If we’re pleading for professional respect for testing, it’s worth asking ourselves what we think is worthy of respect. I believe that what’s most respectable is our special interest in dispelling illusions, demolishing unwarranted confidence, recognizing unnoticed complexity, and revealing underlying truths in a rapidly changing and developing world. If you agree, I think you’ll see a professional problem in promoting ways of speaking that create or sustain illusions, instead of telling plain truths about our work. I think you’ll see a professional problem with oversimplified models of complex cognitive processes, and I think you’ll see a problem with keeping our vocabulary static.
To my correspondent way above: I understand that dealing with all this discussion is effortful. Taking on new ideas is a pain, and so is defending old ones that are being challenged.

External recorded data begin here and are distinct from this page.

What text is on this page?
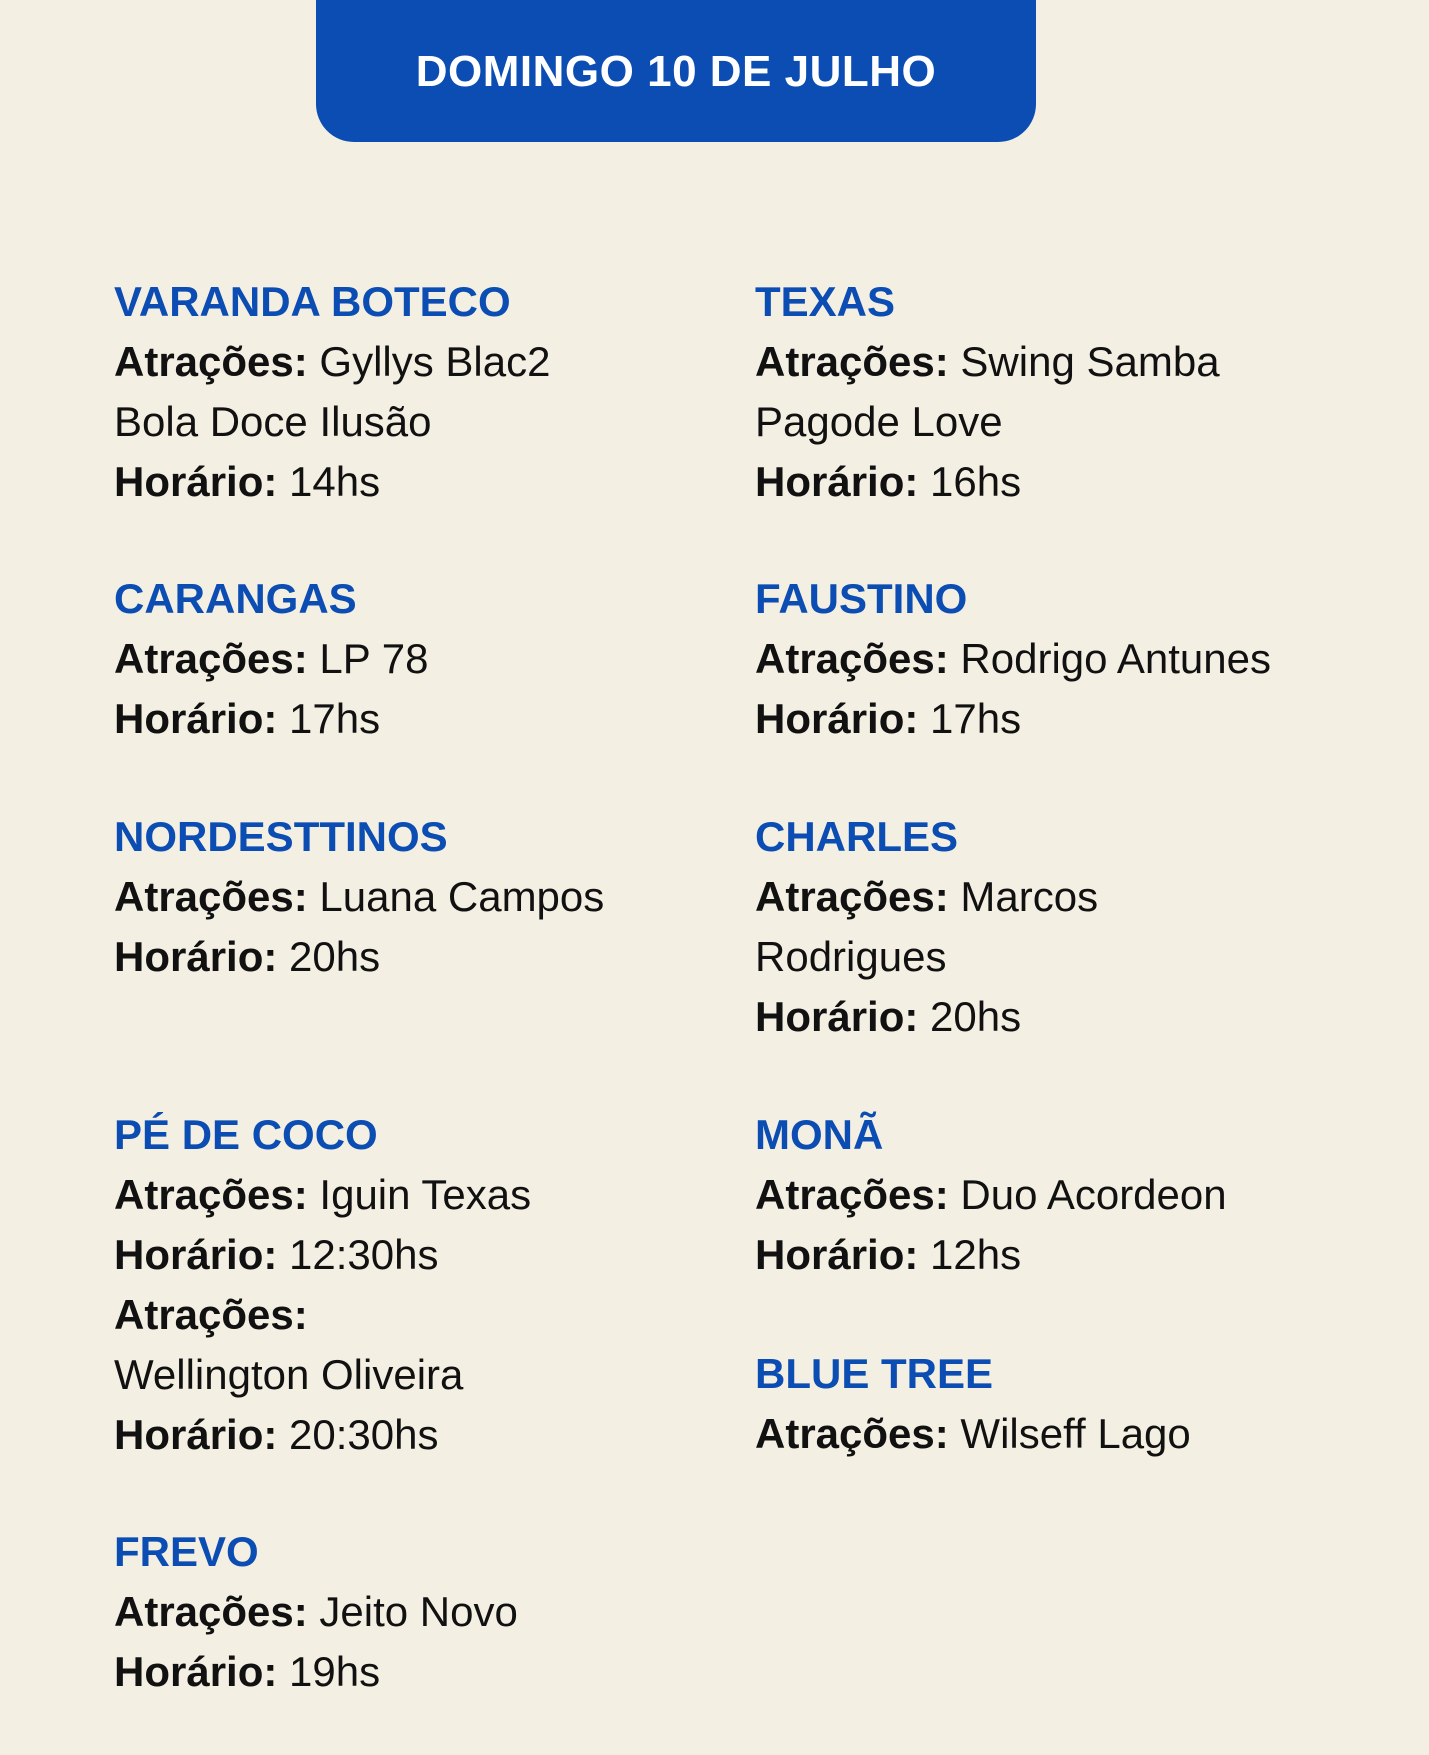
DOMINGO 10 DE JULHO
VARANDA BOTECO
Atrações: Gyllys Blac2
Bola Doce Ilusão
Horário: 14hs
CARANGAS
Atrações: LP 78
Horário: 17hs
NORDESTTINOS
Atrações: Luana Campos
Horário: 20hs
PÉ DE COCO
Atrações: Iguin Texas
Horário: 12:30hs
Atrações:
Wellington Oliveira
Horário: 20:30hs
FREVO
Atrações: Jeito Novo
Horário: 19hs
TEXAS
Atrações: Swing Samba
Pagode Love
Horário: 16hs
FAUSTINO
Atrações: Rodrigo Antunes
Horário: 17hs
CHARLES
Atrações: Marcos
Rodrigues
Horário: 20hs
MONÃ
Atrações: Duo Acordeon
Horário: 12hs
BLUE TREE
Atrações: Wilseff Lago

Revising some simple, seemingly stable beliefs is hard work. Recognizing that two labels might point to the same thing might feel like a distraction, and choosing whose vocabulary to use might be laden with politics and emotion. You’re almost certainly busy with getting stuff done, and it takes time to keep up with the conversation—never mind the racket. But be sure of this: investment and respect are paid to astronomy, chemistry, and medicine as professions precisely because it is the nature of a profession to question and redefine its ideas about itself. Studying a profession involves developing distinctions and definitions to aid in the study. If we’re going to talk seriously and credibly about developing skill in testing, it’s important for us to develop clarity on the activities we’re talking about.
I thank James Bach for his contributions to this essay.